Insbesondere der berühmteste Rotbart der Geschichte, Friedrich der Erste, auch
Barbarossa genannt, residierte des Öfteren in der Pfalz, und auch sein
eigentlicher Widersache, der Welfe Heinrich der Löwe, erledigte hier zum Teil
friedlich seine Amtsgeschäfte, bevor er, viele Jahre später, vergeblich
versuchte, Goslar zu erobern. Dann allerdings wurde es immer stiller um die
Kaiserpfalz, nur noch einige Male hielten in ihrem Saal Könige Einzug. Offenbar
gehörte die Zeit der reisenden Regenten, die in ihrem Reich nach dem Rechten
schauten, der Vergangenheit an. Das letzte Mal, dass ein König, in diesem Falle
Friedrich der Zweite, mit seinem Hofstaat die Pfalz aufsuchte und einen
Reichstag abhielt, lag nunmehr auch schon fünfzehn Jahre zurück. Seitdem
verwaiste das großartige Gebäude und wartete auf bessere Zeiten.
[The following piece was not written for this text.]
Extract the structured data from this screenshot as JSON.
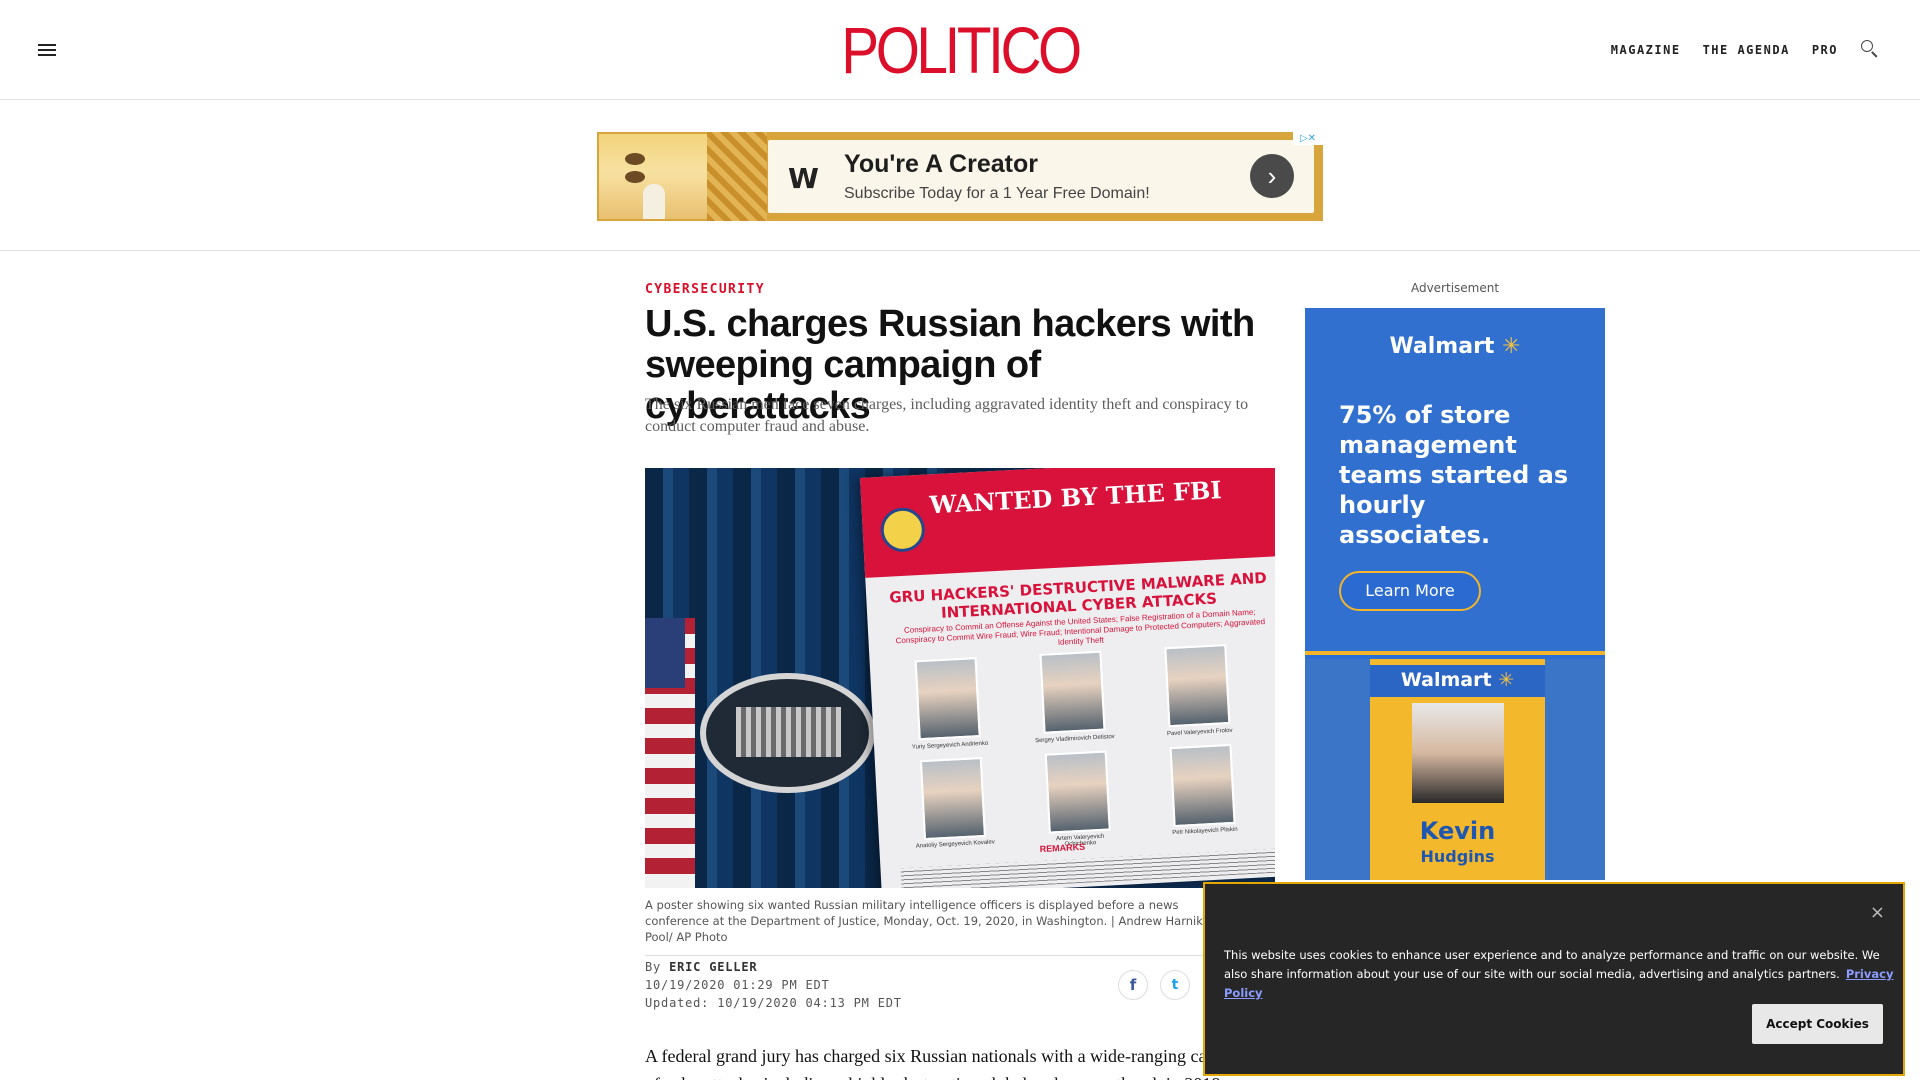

    »Wohin, nach links oder rechts?«, wurde
Alfred aus seinen Gedanken gerissen.
    »Nach rechts, die Kapelle links ist die
Liebfrauenkapelle, die an der südlichen Flanke die des Heiligen Ulrich!«
    »Dann los, bevor uns noch eine Wache
sieht!«
    Geduckt liefen sie an der schmucklosen
Westmauer des Saalbaus entlang, bis eine Tordurchfahrt ihren Weg kreuzte.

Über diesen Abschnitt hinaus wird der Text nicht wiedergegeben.